Birds in the Sycamore Area
by John Thomson
In an effort to direct Phil Stone's Natural History of the Potomac Valley more specifically to the Sycamore area, I asked birder John Heidemann for a short piece on the local the local bird life. He demurred. I persisted in my demands. Acquiescing, he turned in a comprehensive list: 75 different birds! 38 of these he listed as "most common", 29 as "common", and 8 as "occasional." For the Sycamorean birdwatcher, they are listed below.
On our Island I think we take most birds for granted -- as they do us. We go about our separate ways and passively accept the other's presence. An exception to this rule is the grumbling over the droppings left by our geese on the canoe float and ferry landing. But, then, the geese regard us as the intruders, failing to recognize our century of occupation, as they have established a pattern of year-round residence. Migratory though they are considered, they have decided the assured supply of food provided by Sycamore Island -- by Ken Fassler, in fact -- is of greater importance. When Ken appears, they come honking and shouting for their breakfast, dinner, supper, or just a passing snack.
The pileated woodpecker, which also regards the Island as its home, has always taken me by surprise. It is so spectacular -- so large (crow sized) and so unexpected when it comes flying across one's line of vision. Its red crest catches the eye as does its loud call: Kuk-kuk, kuk-kuk, kuk-kuk. I have yet to see it show any sign of fear of human beings, and delight that it shares with us our home on the river.
When paddling up river from Sycamore one of the common sights is of large birds, with a six-foot wingspread, soaring high over the water, searching the rocks, islets and river banks for potential foodstuffs. This is the Turkey vulture.
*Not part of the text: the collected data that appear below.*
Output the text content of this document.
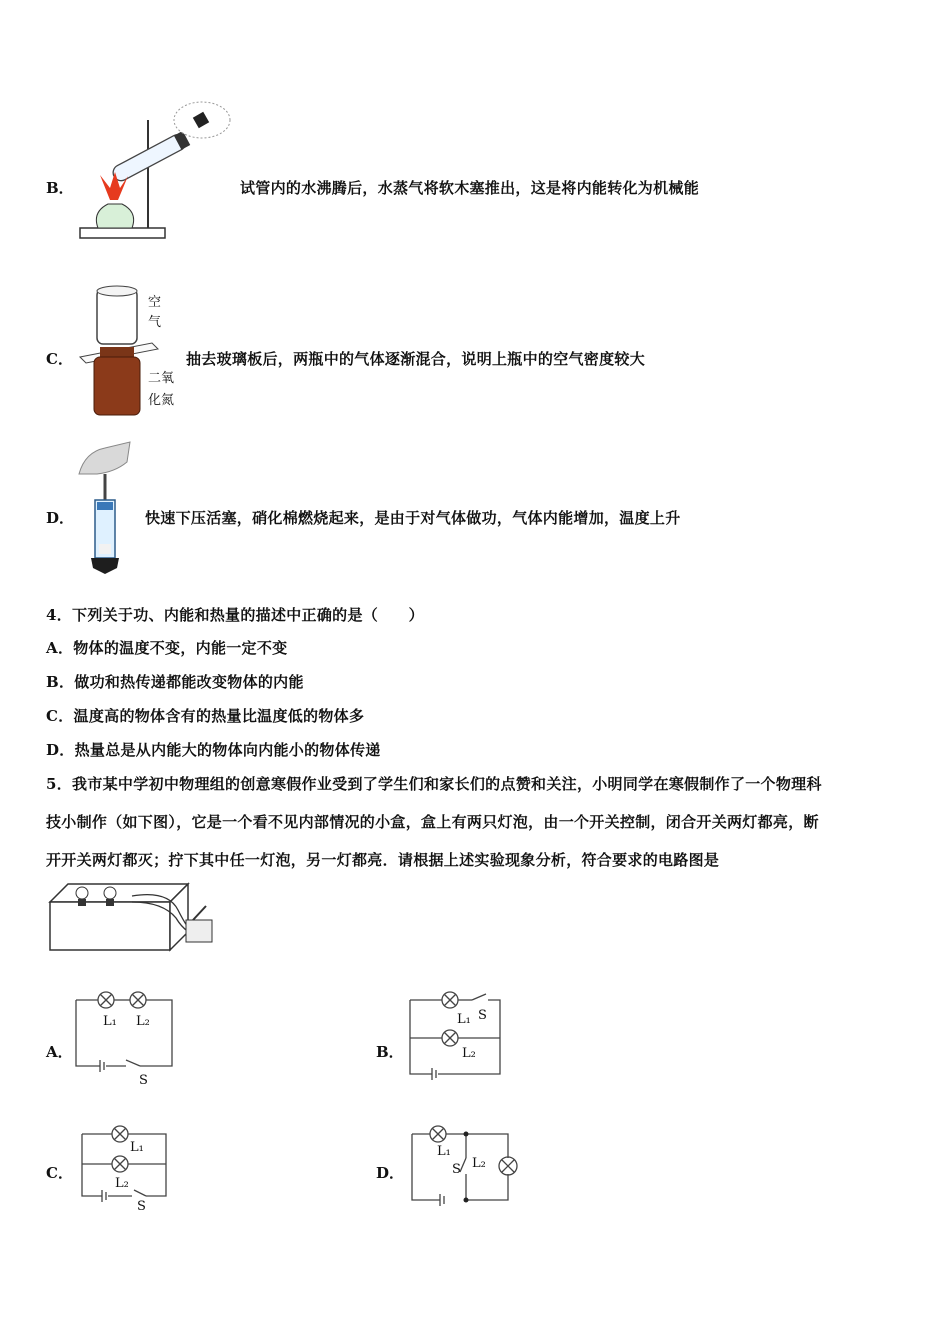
B．	试管内的水沸腾后，水蒸气将软木塞推出，这是将内能转化为机械能
C．
空
气
二氧
化氮
抽去玻璃板后，两瓶中的气体逐渐混合，说明上瓶中的空气密度较大
D．	快速下压活塞，硝化棉燃烧起来，是由于对气体做功，气体内能增加，温度上升
4．下列关于功、内能和热量的描述中正确的是（　　）
A．物体的温度不变，内能一定不变
B．做功和热传递都能改变物体的内能
C．温度高的物体含有的热量比温度低的物体多
D．热量总是从内能大的物体向内能小的物体传递
5．我市某中学初中物理组的创意寒假作业受到了学生们和家长们的点赞和关注，小明同学在寒假制作了一个物理科
技小制作（如下图），它是一个看不见内部情况的小盒，盒上有两只灯泡，由一个开关控制，闭合开关两灯都亮，断
开开关两灯都灭；拧下其中任一灯泡，另一灯都亮．请根据上述实验现象分析，符合要求的电路图是
A．	B．
C．	D．
L₁ L₂
S
L₁ S
L₂
L₁
L₂
S
L₁
S L₂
One of the fascinating sights of one canoe outing was to pass a host (flock is too small) of these red-headed black birds roosting in a dead tree. Completely fearless, they stared at us and only move up a branch or two if we got too close.
Of a different nature is the great blue heron, seen frequently by both river paddlers and towpath walkers. Standing on a rock, a branch, or in the shallow water looking carefully for fish, it almost inevitably blends into the rocks and vegetation despite the fact it is huge. It stands about four feet tall, the second largest wading bird in North America. As one approaches, by foot or by boat, the bird pushes off, soars into the air and proceeds with easy wing strokes to glide on downstream. It settles once again at the water's edge and watches. As one approaches, too close, it repeats its act. In my experience this can go on for miles.
Dealing as this does with "most common" or "common" birds of the Sycamore area, it is appropriate to close with an uncommon, or rare, sighting. Back in 1978 on a Sycamorean paddle from Violettes Lock to Great Falls we came across a group of the wierdest, gawkiest group of long-necked, long-legged birds standing on a beach and in the waters of a shallow channel in amongst the islands. Joan Heidemann's comment was that they looked like a bunch of teenagers hanging out at the drugstore. And, indeed, they were. We, and others in the Audubon Society, identified them as immature white Ibis. The astonishing thing is that their customary territory is well south of us -- in the low country from South Carolina to Texas.